I Have Had To Be As We Were Poor

I never had much money to look a pretty girl in the first place and men don't do enough to impress much on me as being a prince of my dreams and until they do I don't bother....

As I have been sexually abused all my life I have learnt to dress less girl like to avoid mens lecherousness and pawing at my body at will have some have over take the liberty and over familiarity with me too much and the next guy will cop a law suit on them, as it is the rapist should be hung in Thailand and the navy made accountable for their mens violence on virgins.

the other thing is I find too many women are so bitchhy and rude to fit in with - I find it hard to identify with my feminine side because I have been the victim of too many abusive violent women also... and I am sick of dogs on my back

it would be nice to meet a mr wonderful and have some nice female friends in my real life other than on EP..

I just have trouble trusting any woman anymore and its been that way for years since I was a child in fact. and I have trouble trusting men also...

it has affected my self worth and how I see myself

I often don't bother to wear pretty clothes now since the rape and I rarely wear a skirt as since my uncle ron poacher shoved things up my dress at parties and down my bra at my sisters wedding and pawed over me drunk ... and my great uncle molesting me since I was 4 or 5 I feel a victim and I want a man in my life who will value my body as a man should... 

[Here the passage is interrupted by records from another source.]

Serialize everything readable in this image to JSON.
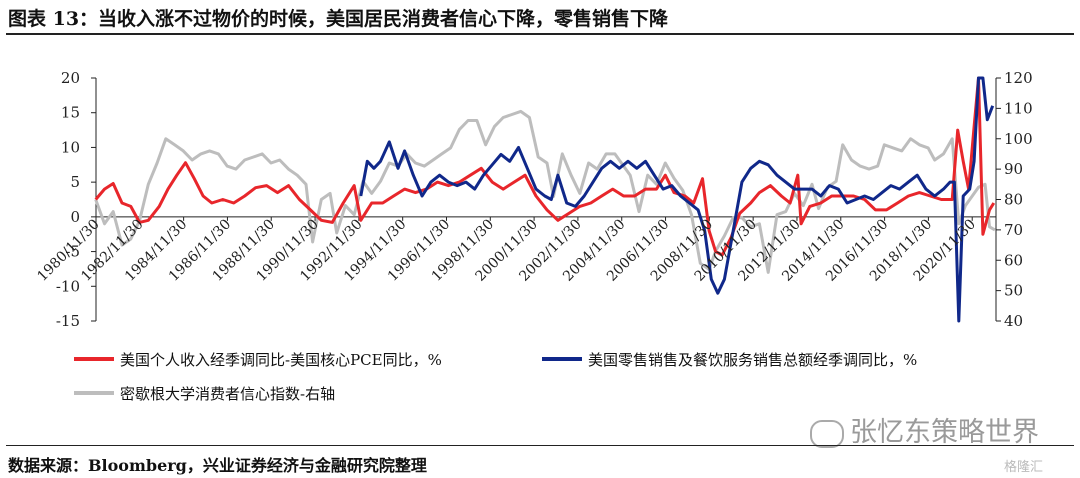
{
  "title": "图表 13：当收入涨不过物价的时候，美国居民消费者信心下降，零售销售下降",
  "source": "数据来源：Bloomberg，兴业证券经济与金融研究院整理",
  "watermark": "张忆东策略世界",
  "logo_text": "格隆汇",
  "colors": {
    "income": "#e8262b",
    "retail": "#10288a",
    "sentiment": "#bdbdbd"
  },
  "chart_data": {
    "type": "line",
    "y_left": {
      "min": -15,
      "max": 20,
      "ticks": [
        -15,
        -10,
        -5,
        0,
        5,
        10,
        15,
        20
      ]
    },
    "y_right": {
      "min": 40,
      "max": 120,
      "ticks": [
        40,
        50,
        60,
        70,
        80,
        90,
        100,
        110,
        120
      ]
    },
    "x_range": [
      "1980-11-30",
      "2021-12-31"
    ],
    "x_ticks": [
      "1980/11/30",
      "1982/11/30",
      "1984/11/30",
      "1986/11/30",
      "1988/11/30",
      "1990/11/30",
      "1992/11/30",
      "1994/11/30",
      "1996/11/30",
      "1998/11/30",
      "2000/11/30",
      "2002/11/30",
      "2004/11/30",
      "2006/11/30",
      "2008/11/30",
      "2010/11/30",
      "2012/11/30",
      "2014/11/30",
      "2016/11/30",
      "2018/11/30",
      "2020/11/30"
    ],
    "series": [
      {
        "name": "美国个人收入经季调同比-美国核心PCE同比，%",
        "axis": "left",
        "color": "#e8262b",
        "points": [
          [
            1980.9,
            2.5
          ],
          [
            1981.3,
            4.0
          ],
          [
            1981.7,
            4.8
          ],
          [
            1982.1,
            2.0
          ],
          [
            1982.5,
            1.5
          ],
          [
            1982.9,
            -0.8
          ],
          [
            1983.3,
            -0.5
          ],
          [
            1983.8,
            1.5
          ],
          [
            1984.2,
            4.0
          ],
          [
            1984.6,
            6.0
          ],
          [
            1985.0,
            7.8
          ],
          [
            1985.4,
            5.5
          ],
          [
            1985.8,
            3.0
          ],
          [
            1986.2,
            2.0
          ],
          [
            1986.7,
            2.5
          ],
          [
            1987.2,
            2.0
          ],
          [
            1987.7,
            3.0
          ],
          [
            1988.2,
            4.2
          ],
          [
            1988.7,
            4.5
          ],
          [
            1989.2,
            3.5
          ],
          [
            1989.7,
            4.5
          ],
          [
            1990.2,
            2.5
          ],
          [
            1990.7,
            1.0
          ],
          [
            1991.2,
            -0.5
          ],
          [
            1991.7,
            -0.8
          ],
          [
            1992.2,
            2.0
          ],
          [
            1992.7,
            4.5
          ],
          [
            1993.0,
            -0.5
          ],
          [
            1993.5,
            2.0
          ],
          [
            1994.0,
            2.0
          ],
          [
            1994.5,
            3.0
          ],
          [
            1995.0,
            4.0
          ],
          [
            1995.5,
            3.5
          ],
          [
            1996.0,
            4.0
          ],
          [
            1996.5,
            5.0
          ],
          [
            1997.0,
            4.5
          ],
          [
            1997.5,
            5.0
          ],
          [
            1998.0,
            6.0
          ],
          [
            1998.5,
            7.0
          ],
          [
            1999.0,
            5.0
          ],
          [
            1999.5,
            4.0
          ],
          [
            2000.0,
            5.0
          ],
          [
            2000.5,
            6.0
          ],
          [
            2001.0,
            3.0
          ],
          [
            2001.5,
            1.0
          ],
          [
            2002.0,
            -0.5
          ],
          [
            2002.5,
            0.5
          ],
          [
            2003.0,
            1.5
          ],
          [
            2003.5,
            2.0
          ],
          [
            2004.0,
            3.0
          ],
          [
            2004.5,
            4.0
          ],
          [
            2005.0,
            3.0
          ],
          [
            2005.5,
            3.0
          ],
          [
            2006.0,
            4.0
          ],
          [
            2006.5,
            4.0
          ],
          [
            2006.9,
            6.0
          ],
          [
            2007.3,
            3.5
          ],
          [
            2007.8,
            3.0
          ],
          [
            2008.2,
            2.0
          ],
          [
            2008.6,
            5.5
          ],
          [
            2008.9,
            -2.0
          ],
          [
            2009.2,
            -5.0
          ],
          [
            2009.5,
            -5.5
          ],
          [
            2009.9,
            -3.0
          ],
          [
            2010.3,
            0.5
          ],
          [
            2010.8,
            2.0
          ],
          [
            2011.2,
            3.5
          ],
          [
            2011.7,
            4.5
          ],
          [
            2012.2,
            3.0
          ],
          [
            2012.6,
            2.0
          ],
          [
            2012.95,
            6.0
          ],
          [
            2013.1,
            -1.0
          ],
          [
            2013.5,
            1.5
          ],
          [
            2014.0,
            2.0
          ],
          [
            2014.5,
            3.0
          ],
          [
            2015.0,
            3.0
          ],
          [
            2015.5,
            3.0
          ],
          [
            2016.0,
            2.5
          ],
          [
            2016.5,
            1.0
          ],
          [
            2017.0,
            1.0
          ],
          [
            2017.5,
            2.0
          ],
          [
            2018.0,
            3.0
          ],
          [
            2018.5,
            3.5
          ],
          [
            2019.0,
            3.0
          ],
          [
            2019.5,
            2.5
          ],
          [
            2020.0,
            2.5
          ],
          [
            2020.25,
            12.5
          ],
          [
            2020.5,
            8.0
          ],
          [
            2020.75,
            4.0
          ],
          [
            2021.0,
            13.0
          ],
          [
            2021.2,
            20.0
          ],
          [
            2021.4,
            -2.5
          ],
          [
            2021.7,
            1.0
          ],
          [
            2021.9,
            2.0
          ]
        ]
      },
      {
        "name": "美国零售销售及餐饮服务销售总额经季调同比，%",
        "axis": "left",
        "color": "#10288a",
        "points": [
          [
            1993.0,
            3.0
          ],
          [
            1993.3,
            8.0
          ],
          [
            1993.6,
            7.0
          ],
          [
            1993.9,
            8.0
          ],
          [
            1994.3,
            10.8
          ],
          [
            1994.7,
            7.0
          ],
          [
            1995.0,
            9.5
          ],
          [
            1995.4,
            6.0
          ],
          [
            1995.8,
            3.0
          ],
          [
            1996.2,
            5.0
          ],
          [
            1996.6,
            6.0
          ],
          [
            1997.0,
            5.0
          ],
          [
            1997.4,
            4.5
          ],
          [
            1997.8,
            5.0
          ],
          [
            1998.2,
            4.0
          ],
          [
            1998.6,
            6.0
          ],
          [
            1999.0,
            7.5
          ],
          [
            1999.4,
            9.0
          ],
          [
            1999.8,
            8.0
          ],
          [
            2000.2,
            10.0
          ],
          [
            2000.6,
            7.0
          ],
          [
            2001.0,
            4.0
          ],
          [
            2001.4,
            3.0
          ],
          [
            2001.7,
            2.5
          ],
          [
            2002.0,
            6.0
          ],
          [
            2002.4,
            2.0
          ],
          [
            2002.8,
            1.5
          ],
          [
            2003.2,
            3.0
          ],
          [
            2003.6,
            5.0
          ],
          [
            2004.0,
            7.0
          ],
          [
            2004.4,
            8.0
          ],
          [
            2004.8,
            7.0
          ],
          [
            2005.2,
            8.0
          ],
          [
            2005.6,
            7.0
          ],
          [
            2006.0,
            8.0
          ],
          [
            2006.4,
            6.0
          ],
          [
            2006.8,
            4.0
          ],
          [
            2007.2,
            4.5
          ],
          [
            2007.6,
            3.0
          ],
          [
            2008.0,
            2.0
          ],
          [
            2008.4,
            1.0
          ],
          [
            2008.7,
            -2.0
          ],
          [
            2009.0,
            -9.0
          ],
          [
            2009.3,
            -11.0
          ],
          [
            2009.6,
            -9.0
          ],
          [
            2010.0,
            -2.0
          ],
          [
            2010.4,
            5.0
          ],
          [
            2010.8,
            7.0
          ],
          [
            2011.2,
            8.0
          ],
          [
            2011.6,
            7.5
          ],
          [
            2012.0,
            6.0
          ],
          [
            2012.4,
            5.0
          ],
          [
            2012.8,
            4.0
          ],
          [
            2013.2,
            4.0
          ],
          [
            2013.6,
            4.0
          ],
          [
            2014.0,
            3.0
          ],
          [
            2014.4,
            4.5
          ],
          [
            2014.8,
            4.0
          ],
          [
            2015.2,
            2.0
          ],
          [
            2015.6,
            2.5
          ],
          [
            2016.0,
            3.0
          ],
          [
            2016.4,
            2.5
          ],
          [
            2016.8,
            3.5
          ],
          [
            2017.2,
            4.5
          ],
          [
            2017.6,
            4.0
          ],
          [
            2018.0,
            5.0
          ],
          [
            2018.4,
            6.0
          ],
          [
            2018.8,
            4.0
          ],
          [
            2019.2,
            3.0
          ],
          [
            2019.6,
            4.0
          ],
          [
            2019.9,
            5.0
          ],
          [
            2020.1,
            5.0
          ],
          [
            2020.3,
            -15.0
          ],
          [
            2020.5,
            3.0
          ],
          [
            2020.8,
            4.0
          ],
          [
            2021.0,
            8.0
          ],
          [
            2021.2,
            20.0
          ],
          [
            2021.4,
            20.0
          ],
          [
            2021.6,
            14.0
          ],
          [
            2021.85,
            16.0
          ]
        ]
      },
      {
        "name": "密歇根大学消费者信心指数-右轴",
        "axis": "right",
        "color": "#bdbdbd",
        "points": [
          [
            1980.9,
            80.0
          ],
          [
            1981.3,
            72.0
          ],
          [
            1981.7,
            76.0
          ],
          [
            1982.1,
            65.0
          ],
          [
            1982.5,
            67.0
          ],
          [
            1982.9,
            73.0
          ],
          [
            1983.3,
            85.0
          ],
          [
            1983.7,
            92.0
          ],
          [
            1984.1,
            100.0
          ],
          [
            1984.5,
            98.0
          ],
          [
            1984.9,
            96.0
          ],
          [
            1985.3,
            93.0
          ],
          [
            1985.7,
            95.0
          ],
          [
            1986.1,
            96.0
          ],
          [
            1986.5,
            95.0
          ],
          [
            1986.9,
            91.0
          ],
          [
            1987.3,
            90.0
          ],
          [
            1987.7,
            93.0
          ],
          [
            1988.1,
            94.0
          ],
          [
            1988.5,
            95.0
          ],
          [
            1988.9,
            92.0
          ],
          [
            1989.3,
            93.0
          ],
          [
            1989.7,
            90.0
          ],
          [
            1990.1,
            88.0
          ],
          [
            1990.5,
            85.0
          ],
          [
            1990.8,
            66.0
          ],
          [
            1991.2,
            80.0
          ],
          [
            1991.6,
            82.0
          ],
          [
            1991.9,
            69.0
          ],
          [
            1992.3,
            78.0
          ],
          [
            1992.7,
            75.0
          ],
          [
            1993.1,
            86.0
          ],
          [
            1993.5,
            82.0
          ],
          [
            1993.9,
            86.0
          ],
          [
            1994.3,
            92.0
          ],
          [
            1994.7,
            91.0
          ],
          [
            1995.1,
            95.0
          ],
          [
            1995.5,
            92.0
          ],
          [
            1995.9,
            91.0
          ],
          [
            1996.3,
            93.0
          ],
          [
            1996.7,
            95.0
          ],
          [
            1997.1,
            97.0
          ],
          [
            1997.5,
            103.0
          ],
          [
            1997.9,
            106.0
          ],
          [
            1998.3,
            106.0
          ],
          [
            1998.7,
            98.0
          ],
          [
            1999.1,
            104.0
          ],
          [
            1999.5,
            107.0
          ],
          [
            1999.9,
            108.0
          ],
          [
            2000.3,
            109.0
          ],
          [
            2000.7,
            107.0
          ],
          [
            2001.1,
            94.0
          ],
          [
            2001.5,
            92.0
          ],
          [
            2001.8,
            81.0
          ],
          [
            2002.2,
            95.0
          ],
          [
            2002.6,
            88.0
          ],
          [
            2003.0,
            82.0
          ],
          [
            2003.4,
            92.0
          ],
          [
            2003.8,
            90.0
          ],
          [
            2004.2,
            95.0
          ],
          [
            2004.6,
            95.0
          ],
          [
            2004.9,
            92.0
          ],
          [
            2005.3,
            88.0
          ],
          [
            2005.7,
            76.0
          ],
          [
            2006.1,
            88.0
          ],
          [
            2006.5,
            85.0
          ],
          [
            2006.9,
            92.0
          ],
          [
            2007.3,
            87.0
          ],
          [
            2007.7,
            83.0
          ],
          [
            2008.1,
            75.0
          ],
          [
            2008.5,
            59.0
          ],
          [
            2008.9,
            57.0
          ],
          [
            2009.2,
            63.0
          ],
          [
            2009.6,
            68.0
          ],
          [
            2010.0,
            74.0
          ],
          [
            2010.4,
            74.0
          ],
          [
            2010.8,
            71.0
          ],
          [
            2011.2,
            72.0
          ],
          [
            2011.6,
            56.0
          ],
          [
            2012.0,
            75.0
          ],
          [
            2012.4,
            76.0
          ],
          [
            2012.8,
            82.0
          ],
          [
            2013.2,
            78.0
          ],
          [
            2013.6,
            85.0
          ],
          [
            2013.9,
            77.0
          ],
          [
            2014.3,
            84.0
          ],
          [
            2014.7,
            86.0
          ],
          [
            2015.0,
            98.0
          ],
          [
            2015.4,
            93.0
          ],
          [
            2015.8,
            91.0
          ],
          [
            2016.2,
            90.0
          ],
          [
            2016.6,
            91.0
          ],
          [
            2016.9,
            98.0
          ],
          [
            2017.3,
            97.0
          ],
          [
            2017.7,
            96.0
          ],
          [
            2018.1,
            100.0
          ],
          [
            2018.5,
            98.0
          ],
          [
            2018.9,
            97.0
          ],
          [
            2019.2,
            93.0
          ],
          [
            2019.6,
            95.0
          ],
          [
            2020.0,
            100.0
          ],
          [
            2020.3,
            72.0
          ],
          [
            2020.6,
            78.0
          ],
          [
            2020.9,
            81.0
          ],
          [
            2021.2,
            84.0
          ],
          [
            2021.5,
            85.0
          ],
          [
            2021.7,
            71.0
          ],
          [
            2021.95,
            70.0
          ]
        ]
      }
    ]
  }
}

since meeting Joyce Poorter who has been screwing in my head with Bugsy for the last 30 or more years those dutch people have ruined my life deliberately out of jealousy.... it must be hard being old and I guess those arseholes needed to take it out on a pretty young virgin ... its not my fault she was jealous of me back in 1978 and 79 and was enticing bugsy and other men to abuse me... mental spastic old ****!

and I don't think that wanting to be loved in a beautiful way  is being cowardly or self pitying or selfishly needing to be rescued for self gratification- as Joyce suggested to me- as if I should never want any love at all other than rape by a married grotesque man like ken carey hawkins or whatever he calls himself....and prostitution- there is nothing wrong with wanting  to have a man treat you right .. there is nothing wrong with a woman having a man to lean on in times of her emotional need especially if he is your boyfriend or husband - that is what he is there for... and I think I should have every right as the next young or mature aged woman to have a a man honor my body and virtue and I don't think that that ought to be left up to anyone else to decide least of all Joyce Poorter!!!!